Wednesday, March 16, 2011

New Plan for Running the Rainbow Question


I am currently teaching a 1-credit "science teaching seminar" for ten undergraduate science majors, each serving as a learning assistant for a different university science course in chemistry or physics. This week, I'll be running the "Are all the colors in the rainbow?" question on the heels of a reading on talk and argumentation in the science classroom. The focus of the reading is on making thinking visible in the classroom.

I hope to do the rainbow activity and then, afterward, use that activity as the focus of a conversation on argumentation in the classroom. I also hope to model for them a few specific strategies for facilitating classroom discussion that are mentioned in the paper.

Here's the new plan:

1. Students do a five minute free write on the question, "Are all the colors in the rainbow?"
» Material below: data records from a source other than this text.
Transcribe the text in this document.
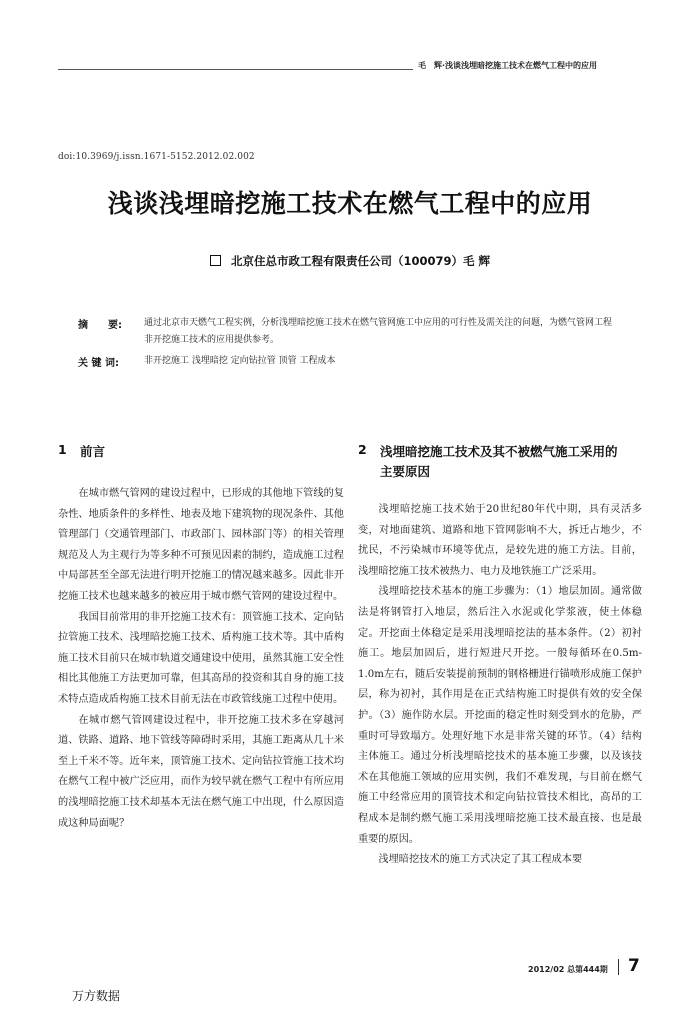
毛　辉·浅谈浅埋暗挖施工技术在燃气工程中的应用
doi:10.3969/j.issn.1671-5152.2012.02.002
浅谈浅埋暗挖施工技术在燃气工程中的应用
北京住总市政工程有限责任公司（100079）毛 辉
摘　　要: 通过北京市天燃气工程实例，分析浅埋暗挖施工技术在燃气管网施工中应用的可行性及需关注的问题，为燃气管网工程非开挖施工技术的应用提供参考。
关 键 词:	非开挖施工 浅埋暗挖 定向钻拉管 顶管 工程成本
1 前言

在城市燃气管网的建设过程中，已形成的其他地下管线的复杂性、地质条件的多样性、地表及地下建筑物的现况条件、其他管理部门（交通管理部门、市政部门、园林部门等）的相关管理规范及人为主观行为等多种不可预见因素的制约，造成施工过程中局部甚至全部无法进行明开挖施工的情况越来越多。因此非开挖施工技术也越来越多的被应用于城市燃气管网的建设过程中。

我国目前常用的非开挖施工技术有：顶管施工技术、定向钻拉管施工技术、浅埋暗挖施工技术、盾构施工技术等。其中盾构施工技术目前只在城市轨道交通建设中使用，虽然其施工安全性相比其他施工方法更加可靠，但其高昂的投资和其自身的施工技术特点造成盾构施工技术目前无法在市政管线施工过程中使用。

在城市燃气管网建设过程中，非开挖施工技术多在穿越河道、铁路、道路、地下管线等障碍时采用，其施工距离从几十米至上千米不等。近年来，顶管施工技术、定向钻拉管施工技术均在燃气工程中被广泛应用，而作为较早就在燃气工程中有所应用的浅埋暗挖施工技术却基本无法在燃气施工中出现，什么原因造成这种局面呢？

2 浅埋暗挖施工技术及其不被燃气施工采用的
主要原因

浅埋暗挖施工技术始于20世纪80年代中期，具有灵活多变，对地面建筑、道路和地下管网影响不大，拆迁占地少，不扰民，不污染城市环境等优点，是较先进的施工方法。目前，浅埋暗挖施工技术被热力、电力及地铁施工广泛采用。

浅埋暗挖技术基本的施工步骤为：（1）地层加固。通常做法是将钢管打入地层，然后注入水泥或化学浆液，使土体稳定。开挖面土体稳定是采用浅埋暗挖法的基本条件。（2）初衬施工。地层加固后，进行短进尺开挖。一般每循环在0.5m-1.0m左右，随后安装提前预制的钢格栅进行锚喷形成施工保护层，称为初衬，其作用是在正式结构施工时提供有效的安全保护。（3）施作防水层。开挖面的稳定性时刻受到水的危胁，严重时可导致塌方。处理好地下水是非常关键的环节。（4）结构主体施工。通过分析浅埋暗挖技术的基本施工步骤，以及该技术在其他施工领域的应用实例，我们不难发现，与目前在燃气施工中经常应用的顶管技术和定向钻拉管技术相比，高昂的工程成本是制约燃气施工采用浅埋暗挖施工技术最直接、也是最重要的原因。

浅埋暗挖技术的施工方式决定了其工程成本要

2012/02 总第444期 7
万方数据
2. Students share their ideas with a partner (5 minutes):
  • I circulate, listen, praise their ideas and questions, and probe for specificity, explanations, and evidence when appropriate.
3. Whole class discussion (15 minutes)

My goal is to write all the ideas on the board and to model for them a few of the following strategies:
  • Wait-time...
  • Asking for agreement, "Does anyone want to agree or disagree with what that?"
  • Asking for additions, "Does anyone want to add to what so-and-so just said?"
  • Acknowledging significance "That sounds really important. Let me write that down"
  • Requesting explanation, "Why do you think that? What made you think that?"
  • Re-voicing, "It sounds like you are saying..."
  • Asking for restatement, "Does someone think they can repeat what so-and-on said in their own words?"
I want to end the rdiscussion by valuing the questions that have come up. I also want to point out that some interesting examples have come up, and that I think we can make progress with our questions by having everyone to scrutinize closely some of our interesting examples.

4. Students go back to working with partner (10 minutes):

I pass a pack of crayola colors to each group and sort into three categories:
  • Yes, in the rainbow. For all the colors that are in, sort them into rainbow order. Explain
  • No, not in the rainbow. It not in the rainbow, explain why it's not in the rainbow.
  • Unsure or undecided. Explain why you are unsure. What arguments do you have either way?
5. Come back as a class. Have each group discuss a color of their choice.

Changes to the Lesson Structure

#4 on the list is modified from how we ran it in the workshop. It is now more structured and focused by passing on the crayola colors that we think will drive further discussion. It also allows the whole class to focus on a common set of colors, rather than each group doing something different. It also temporarily suspends consideration of "what counts as a color?", because I am tacitly asserting that each of these crayola colors has to be considered. While we need to return to the question, I think it's valuable to close some questions so we make progress on others.

My Goals for Better Facilitation

  1. Stick to my time-line, or at least consciously not-stick to it. Last time, I was always surprised by how much time everything took, and often realized that I let the conversation go too long. I shouldn't be caught off-guard like that. Maybe I need a watch.
  2. Model strategies with deliberate intent. Benedikt said in the Friday's morning workshop session I covered almost all of the facilitation strategies listed above, while in the afternoon session I hit maybe one or two. That's a big difference! Glad I had Benedikt to call me out on that.
  3. Write down all their ideas and questions on the board during discussion. I think it's a mistake not do it, because doing so contributes to "valuing" participants ideas and questions rather than answers.
What do you think? I'll let you know how I did and how it went.